Some say that they could be responsible for global warming. And now, the sun spots have had there biggest decline in years. So, maybe it's gonna be colder for a few years.
This makes sense to me, because when there were an assload of sun spots back in the nineties we never got any snow in the lowlands and I'd be forced to go to school or work everyday in the winter.
But last winter it snowed hardcore and it was awesome. But I lived close to work, so I couldn't say I couldn't make it in and skip.
So, the sun spot effect got away from me. But now, with this new sun spot knowledge I'm going to move to a big hill somewhere and call in when it snows and say "Yep, it's them sun spots again. Or, rather, the lack of them."
My boss will have no idea what I'm talking about, but I'll wink really loud.

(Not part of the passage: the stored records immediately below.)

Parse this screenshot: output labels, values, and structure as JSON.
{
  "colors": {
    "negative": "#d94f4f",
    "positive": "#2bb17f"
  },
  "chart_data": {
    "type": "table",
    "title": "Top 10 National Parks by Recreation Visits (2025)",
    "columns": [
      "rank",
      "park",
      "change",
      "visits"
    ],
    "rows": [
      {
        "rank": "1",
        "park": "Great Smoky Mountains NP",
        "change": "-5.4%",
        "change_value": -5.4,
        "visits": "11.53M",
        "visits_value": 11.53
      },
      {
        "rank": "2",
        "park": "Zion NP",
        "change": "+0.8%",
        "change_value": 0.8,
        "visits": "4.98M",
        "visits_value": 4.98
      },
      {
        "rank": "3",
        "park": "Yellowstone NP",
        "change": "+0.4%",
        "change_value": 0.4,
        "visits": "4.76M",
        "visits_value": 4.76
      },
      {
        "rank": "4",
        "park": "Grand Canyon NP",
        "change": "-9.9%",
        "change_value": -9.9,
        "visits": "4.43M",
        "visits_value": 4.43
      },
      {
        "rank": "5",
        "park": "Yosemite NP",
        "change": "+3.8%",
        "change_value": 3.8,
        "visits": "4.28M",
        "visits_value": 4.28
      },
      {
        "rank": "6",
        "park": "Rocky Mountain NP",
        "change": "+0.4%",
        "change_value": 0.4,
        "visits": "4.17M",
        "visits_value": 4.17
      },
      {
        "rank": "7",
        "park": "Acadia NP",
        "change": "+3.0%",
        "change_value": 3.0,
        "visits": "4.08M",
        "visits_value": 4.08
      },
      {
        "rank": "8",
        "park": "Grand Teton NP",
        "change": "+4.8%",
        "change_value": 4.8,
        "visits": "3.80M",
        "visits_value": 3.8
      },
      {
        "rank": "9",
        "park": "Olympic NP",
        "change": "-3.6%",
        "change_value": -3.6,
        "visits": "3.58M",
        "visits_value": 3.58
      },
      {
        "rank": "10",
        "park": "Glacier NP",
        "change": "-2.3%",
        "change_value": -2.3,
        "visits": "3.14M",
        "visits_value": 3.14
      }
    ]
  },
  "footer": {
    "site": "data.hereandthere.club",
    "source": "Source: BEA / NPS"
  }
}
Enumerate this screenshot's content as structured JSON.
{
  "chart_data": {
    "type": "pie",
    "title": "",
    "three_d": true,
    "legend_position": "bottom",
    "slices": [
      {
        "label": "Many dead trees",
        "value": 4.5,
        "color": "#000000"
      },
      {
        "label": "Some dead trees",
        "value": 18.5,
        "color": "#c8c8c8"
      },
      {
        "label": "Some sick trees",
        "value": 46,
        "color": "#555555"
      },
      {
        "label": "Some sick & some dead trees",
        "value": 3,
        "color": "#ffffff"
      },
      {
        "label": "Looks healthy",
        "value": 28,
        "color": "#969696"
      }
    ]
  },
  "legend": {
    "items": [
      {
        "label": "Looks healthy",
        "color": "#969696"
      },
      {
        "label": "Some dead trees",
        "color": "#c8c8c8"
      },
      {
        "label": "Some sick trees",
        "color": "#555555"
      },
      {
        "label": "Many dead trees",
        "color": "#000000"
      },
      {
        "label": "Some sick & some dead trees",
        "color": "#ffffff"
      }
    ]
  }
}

I Don't Think There's Anything Wrong With Rock n Roll in Space

I don't. That's why I think we should be prepared to start making some rock n roll for space.
Some would say that Pink Floyd was space music, or any of that genre of progressive rock. But I think space rocks a little harder.
Which makes me wonder – how could we make the rock n roll harder?
I bet we'd need some huge guitars. With assloads of necks on the same guitars. Like a guitar that's base is on Jupiter and the end of the neck is Neptune.
Then all the people on Neptune'd be like what's up with them giant strings?
And we'd tell em' "We're just trying to rock!"
And they'd say "Far out!"

The Moon Should Be Conquered

OK, I know we went to the moon and put a flag there, but did we conquer it?
Hardly. We hardly visited any of it, and now the French and Chinese and stuff are sending satellites up there.
And we do nothing.
It's not right. We need to really make our mark.
That's why I suggest we send some boss flags up there. In fact, I think we should make a giant sweatband with an American flag on it and tie the thing around the moon.
Do you have any idea how patriotic that would be? Everyone on the planet would look up at night and see that headband and think "America kicks ass." All the terrorists would surrender.
In fact, all the Islamic terrorists would HAVE TO surrender because they'd have to put a quarter American sweatband on their crescent moon gear.
"It's a half moon tonight, honey."
"No, it's a full stripe moon!" Then I turn on our solar system guitar and everyone can tell my imaginary wife is impressed.

1 comment:

The Ryanator said...

When you said "see, that's deep", you could also have made the pun: "Sea: that's deep!".